Tuesday, October 1, 2013

In the Worst Moments, Jesus is Glorified

"And Absalom met the servants of David. And Absalom rode upon a mule, and the mule went under the thick boughs of a great oak, and his head caught hold of the oak, and he was taken up between the heaven and the earth; and the mule that was under him went away." (2 Samuel 18: 9)

Absalom was the charged and rebellious son of David, who had first killed the man who had raped his sister Tamar, then in exile formed a rebellion to take down his father, King David.

The same King David charged his men to capture his son Absalom, but not to kill him.

Verse nine presents a type and shadow of our Lord Jesus Christ.

The son of a king riding on a mule, Absalom's hair gets caught in the trees.

Jesus is the Son of God, and He rode on a mule into Jerusalem, and His entry was hailed by many of the inhabitants, yet the same would turn on Him within the week and crucify Him.

Absalom had long hair, which speaks of sin and the flesh. Jesus had long hair because He was a Nazarite, and his long hair speaks of the sin which He became, that we would be made the righteousness of God (2 Corinthians 5: 21)

The most telling detail in 2 Samuel 18: 9 alludes to Jesus' Crucifixion:

"He was taken up between the heaven and the earth."

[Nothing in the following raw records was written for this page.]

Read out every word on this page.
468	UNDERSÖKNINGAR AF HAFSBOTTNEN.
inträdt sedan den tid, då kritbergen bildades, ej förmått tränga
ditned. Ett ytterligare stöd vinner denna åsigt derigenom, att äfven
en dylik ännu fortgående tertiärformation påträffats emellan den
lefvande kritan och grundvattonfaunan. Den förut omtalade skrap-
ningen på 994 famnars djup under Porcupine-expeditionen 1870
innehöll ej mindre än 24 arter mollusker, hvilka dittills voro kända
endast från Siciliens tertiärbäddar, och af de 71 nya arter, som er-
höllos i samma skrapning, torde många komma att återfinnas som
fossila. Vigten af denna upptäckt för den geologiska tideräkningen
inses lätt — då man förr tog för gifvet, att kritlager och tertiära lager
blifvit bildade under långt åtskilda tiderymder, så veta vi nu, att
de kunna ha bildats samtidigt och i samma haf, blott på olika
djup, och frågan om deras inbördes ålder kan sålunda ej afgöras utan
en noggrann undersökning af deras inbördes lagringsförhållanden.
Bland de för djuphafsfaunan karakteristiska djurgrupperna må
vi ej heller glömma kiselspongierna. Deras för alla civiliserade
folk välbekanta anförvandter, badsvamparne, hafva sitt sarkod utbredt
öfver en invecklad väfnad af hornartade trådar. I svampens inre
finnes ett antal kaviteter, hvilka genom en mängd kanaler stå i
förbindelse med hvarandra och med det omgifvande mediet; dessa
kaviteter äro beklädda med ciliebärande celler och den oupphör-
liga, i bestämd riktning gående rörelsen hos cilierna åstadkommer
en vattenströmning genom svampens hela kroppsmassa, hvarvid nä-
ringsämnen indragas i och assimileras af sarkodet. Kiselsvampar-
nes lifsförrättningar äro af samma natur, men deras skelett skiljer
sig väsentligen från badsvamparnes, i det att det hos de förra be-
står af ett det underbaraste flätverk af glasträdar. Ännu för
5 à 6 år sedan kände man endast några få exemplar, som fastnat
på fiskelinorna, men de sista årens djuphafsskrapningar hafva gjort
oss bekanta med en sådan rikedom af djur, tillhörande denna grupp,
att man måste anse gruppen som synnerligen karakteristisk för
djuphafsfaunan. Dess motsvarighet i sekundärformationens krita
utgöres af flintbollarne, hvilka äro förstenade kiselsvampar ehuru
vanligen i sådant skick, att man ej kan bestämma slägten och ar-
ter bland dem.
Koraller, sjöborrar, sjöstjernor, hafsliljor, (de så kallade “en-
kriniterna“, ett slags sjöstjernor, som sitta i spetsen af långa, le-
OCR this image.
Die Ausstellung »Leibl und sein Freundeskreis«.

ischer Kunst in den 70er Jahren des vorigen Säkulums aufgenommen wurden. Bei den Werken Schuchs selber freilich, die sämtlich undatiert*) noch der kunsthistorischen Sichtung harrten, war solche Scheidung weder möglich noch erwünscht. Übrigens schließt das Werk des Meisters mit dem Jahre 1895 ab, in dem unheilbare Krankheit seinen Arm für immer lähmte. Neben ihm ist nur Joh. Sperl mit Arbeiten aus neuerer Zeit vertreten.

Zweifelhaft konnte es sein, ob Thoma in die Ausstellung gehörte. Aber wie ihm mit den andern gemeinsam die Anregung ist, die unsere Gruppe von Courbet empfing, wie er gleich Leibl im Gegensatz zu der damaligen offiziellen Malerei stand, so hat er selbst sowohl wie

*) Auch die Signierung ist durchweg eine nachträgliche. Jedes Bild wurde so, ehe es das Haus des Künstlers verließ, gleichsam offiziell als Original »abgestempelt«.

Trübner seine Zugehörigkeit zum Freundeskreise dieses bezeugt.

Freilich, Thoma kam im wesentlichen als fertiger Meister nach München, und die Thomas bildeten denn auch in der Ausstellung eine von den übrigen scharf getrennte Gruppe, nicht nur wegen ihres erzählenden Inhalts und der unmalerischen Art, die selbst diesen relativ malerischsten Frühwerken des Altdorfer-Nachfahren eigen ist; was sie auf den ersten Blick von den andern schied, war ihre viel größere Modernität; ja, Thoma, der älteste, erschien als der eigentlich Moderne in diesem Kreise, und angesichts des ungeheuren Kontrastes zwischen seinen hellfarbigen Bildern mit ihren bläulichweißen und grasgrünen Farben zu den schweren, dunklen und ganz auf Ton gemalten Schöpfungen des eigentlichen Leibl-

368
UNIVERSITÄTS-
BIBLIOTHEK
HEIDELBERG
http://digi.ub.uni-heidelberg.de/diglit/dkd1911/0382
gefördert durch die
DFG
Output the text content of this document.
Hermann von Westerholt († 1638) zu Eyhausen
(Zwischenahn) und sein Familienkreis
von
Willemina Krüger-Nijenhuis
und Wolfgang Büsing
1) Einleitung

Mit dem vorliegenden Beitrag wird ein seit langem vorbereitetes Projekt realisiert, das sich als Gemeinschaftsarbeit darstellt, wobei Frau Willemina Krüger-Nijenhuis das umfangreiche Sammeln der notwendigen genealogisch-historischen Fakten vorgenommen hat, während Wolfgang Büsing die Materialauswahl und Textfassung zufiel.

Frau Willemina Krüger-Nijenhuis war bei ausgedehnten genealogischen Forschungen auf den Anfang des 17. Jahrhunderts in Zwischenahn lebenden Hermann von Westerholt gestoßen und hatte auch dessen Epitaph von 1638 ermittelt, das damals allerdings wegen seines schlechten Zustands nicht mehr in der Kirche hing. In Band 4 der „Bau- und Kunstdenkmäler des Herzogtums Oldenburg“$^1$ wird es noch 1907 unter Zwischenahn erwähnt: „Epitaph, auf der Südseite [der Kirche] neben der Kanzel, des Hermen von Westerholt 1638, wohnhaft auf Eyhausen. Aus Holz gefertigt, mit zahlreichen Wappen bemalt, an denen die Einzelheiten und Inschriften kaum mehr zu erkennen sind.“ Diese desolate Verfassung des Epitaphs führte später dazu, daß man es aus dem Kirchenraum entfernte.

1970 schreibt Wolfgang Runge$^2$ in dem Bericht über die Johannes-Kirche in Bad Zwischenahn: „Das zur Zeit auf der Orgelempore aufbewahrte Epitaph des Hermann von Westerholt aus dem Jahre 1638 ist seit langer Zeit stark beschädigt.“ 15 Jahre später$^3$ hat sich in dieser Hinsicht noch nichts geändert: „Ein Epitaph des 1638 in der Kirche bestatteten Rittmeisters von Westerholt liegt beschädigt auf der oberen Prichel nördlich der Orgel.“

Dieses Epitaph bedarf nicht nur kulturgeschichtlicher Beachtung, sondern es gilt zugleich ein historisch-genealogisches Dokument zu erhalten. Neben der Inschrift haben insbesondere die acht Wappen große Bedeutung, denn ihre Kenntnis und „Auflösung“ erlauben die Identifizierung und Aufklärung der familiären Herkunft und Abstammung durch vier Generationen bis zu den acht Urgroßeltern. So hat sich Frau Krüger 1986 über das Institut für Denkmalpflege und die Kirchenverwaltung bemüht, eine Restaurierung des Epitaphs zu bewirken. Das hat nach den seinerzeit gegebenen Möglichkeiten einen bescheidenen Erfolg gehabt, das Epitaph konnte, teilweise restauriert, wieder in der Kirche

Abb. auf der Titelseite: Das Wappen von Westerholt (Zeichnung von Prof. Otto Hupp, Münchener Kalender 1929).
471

In the same manner, Jesus hanged on a Cross, between heaven and earth.

Later, one of David's captains, Joab, slays Absalom:

"14Then said Joab, I may not tarry thus with thee. And he took three darts in his hand, and thrust them through the heart of Absalom, while he was yet alive in the midst of the oak. 15And ten young men that bare Joab's armour compassed about and smote Absalom, and slew him." (2 Samuel 18:14-15)

The news of Absalom's death devastated David:

"33And the king was much moved, and went up to the chamber over the gate, and wept: and as he went, thus he said, O my son Absalom, my son, my son Absalom! would God I had died for thee, O Absalom, my son, my son!" (2 Samuel 18: 33)

Just as Father David mourned for his son's death, so too was God the Father grieved for the death of His Son, Jesus, but unlike David, God's love was greatest for His Son and for all of us:

"Yet it pleased the LORD to bruise him; he hath put him to grief: when thou shalt make his soul an offering for sin, he shall see his seed, he shall prolong his days, and the pleasure of the LORD shall prosper in his hand.

"He shall see of the travail of his soul, and shall be satisfied: by his knowledge shall my righteous servant justify many; for he shall bear their iniquities." (Isaiah 53: 10-11)

In a terrible moment in Biblical History, God still glorified His Son through the types and shadows of one son's rebellion against his own father.

In the same manner, let us rest assured that God's grace is superabounding in every area of our lives (Romans 5: 20), especially when we fail, fall, or fool ourselves.

In our worst moments, Jesus is glorified as we rest in His righteousness.